For more information about these files, see The FAA On_Time_Performance Database’s Schema and Size section of my Analyzing Air Carrier Arrival Delays with Microsoft Codename “Cloud Numerics” article of 3/26/2012. Each original *.csv file has 83 columns, about 500,000 rows and an average size of about 225 MB. The narrowed version has 9 columns and the same number of rows.
Update 5/4/2012: Monthly On_Time_Performance_YYYY_MM.csv files for January 2011 through February 2012 are now available from my SkyDrive account. Files for January through May 2011 were added on 5/4. These files can be used by Microsoft to reproduce my problems uploading the December 2011 file to my Windows Azure Marketplace DataMarket dataset.

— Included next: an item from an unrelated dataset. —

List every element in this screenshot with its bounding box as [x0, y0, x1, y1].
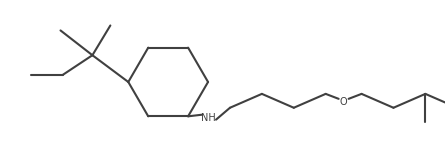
Text: NH: NH: [201, 113, 215, 123]
Text: O: O: [340, 97, 347, 107]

To subscribe to the data set, go the the Windows Azure Marketplace DataMarket landing page, create an account if you don’t have one, log in, and type OakLeaf in the Search the Marketplace text box to display the data and app offers:
Click the US Air Carrier Flight Delays, Monthly link to open the Offer page:
Click the Sign Up button to open the eponymous page:
Mark the I have read and agree to … check box and click the Sign Up button to open the Thank You page:
Optionally, Click the Explore This Dataset link to open the data set exploration page, type the abbreviation for your favorite air carrier (WN = Southwest Airlines for me) and click the Run Query button to return the query for the default month and year, January 2012 for this offer:
Note: To change the month and year (only two months of 2012 were available when this post was written), open the Query list, as shown above.
Subscribing adds a Subscribed flag to the dataset entry in your Data list:
The goal is to upload at least 30 more months of data to the data set when the problems with uploading files with a large number of rows are solved. See my Microsoft Codename “Data Transfer” and “Data Hub” Previews Don’t Appear Ready for BigData post updated 5/3/2012 for details about the data upload problem.